Two Poems by Sara Hovda
May 15, 2023
Prayer of Thanksgiving
I. My now is so merciful: Now the split and shiver has settled between my legs. Now the little blue pill is all I need to swallow. Now the wind brushes the bottom of my tits after a hot morning. Nature forgave the loan of boyhood. Now I’m whole. II. Someone retcon my childhood, and the story will be perfect, a stone the pink of my lip gloss. No one would know anymore there was boyhood except that it happened. And those who remember speak of it only in hushed tones, curse that it was. But it had to happen, didn’t it, for the world to open like a handwritten card instead of some premade Hallmark line. I have to love you too, don’t I? Your unbearable weight like a bag of groceries I can barely anymore lift on my own.

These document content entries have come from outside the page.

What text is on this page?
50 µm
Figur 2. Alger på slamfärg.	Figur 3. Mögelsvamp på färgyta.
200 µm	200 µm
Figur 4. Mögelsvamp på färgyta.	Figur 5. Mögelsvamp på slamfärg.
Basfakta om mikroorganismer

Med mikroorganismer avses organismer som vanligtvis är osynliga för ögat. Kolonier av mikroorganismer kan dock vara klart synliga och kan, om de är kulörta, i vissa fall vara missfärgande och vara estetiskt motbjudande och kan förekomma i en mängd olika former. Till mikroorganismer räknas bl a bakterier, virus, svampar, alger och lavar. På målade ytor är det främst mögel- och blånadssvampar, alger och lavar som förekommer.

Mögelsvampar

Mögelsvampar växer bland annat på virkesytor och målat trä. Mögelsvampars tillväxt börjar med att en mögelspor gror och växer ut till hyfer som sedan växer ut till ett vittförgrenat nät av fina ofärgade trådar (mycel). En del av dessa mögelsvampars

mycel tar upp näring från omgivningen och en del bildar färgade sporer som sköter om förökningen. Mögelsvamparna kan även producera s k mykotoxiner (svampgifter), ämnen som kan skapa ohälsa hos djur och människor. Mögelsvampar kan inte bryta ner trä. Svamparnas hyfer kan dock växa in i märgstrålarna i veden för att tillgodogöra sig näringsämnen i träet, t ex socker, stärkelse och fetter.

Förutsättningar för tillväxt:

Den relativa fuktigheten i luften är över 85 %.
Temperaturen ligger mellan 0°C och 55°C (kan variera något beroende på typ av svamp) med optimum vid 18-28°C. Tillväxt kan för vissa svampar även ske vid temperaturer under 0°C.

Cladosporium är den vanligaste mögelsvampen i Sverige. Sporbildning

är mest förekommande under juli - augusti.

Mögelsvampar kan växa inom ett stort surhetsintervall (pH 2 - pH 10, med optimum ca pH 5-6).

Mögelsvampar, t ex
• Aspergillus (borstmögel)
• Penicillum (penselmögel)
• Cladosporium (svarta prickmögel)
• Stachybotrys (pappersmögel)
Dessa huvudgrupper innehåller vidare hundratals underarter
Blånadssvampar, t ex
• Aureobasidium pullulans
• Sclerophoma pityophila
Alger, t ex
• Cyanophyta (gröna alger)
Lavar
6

I know it’s not sensible to expect my father’s love to have been immutable, but I pretend sometimes his understanding of the spectrum of gender, the blunder of my assignment, and my need to swallow these pills. Whatever pulls me forward despite his absence, I don’t know, and I don’t know what keeps me asking for his acceptance, but tonight, when the clock strikes its darkling hour and the neighborhood dogs have tired themselves of barking and all the cars in their driveways have fallen asleep, maybe I can hear his voice again, even if he just says no.
About Sara Hovda
Sara Hovda is a transgender woman living in Minnesota where she works as a freelance writer and editor. Her poems have appeared or are forthcoming in magazines such as Frontier Poetry, Nimrod, and Nashville Review, among others.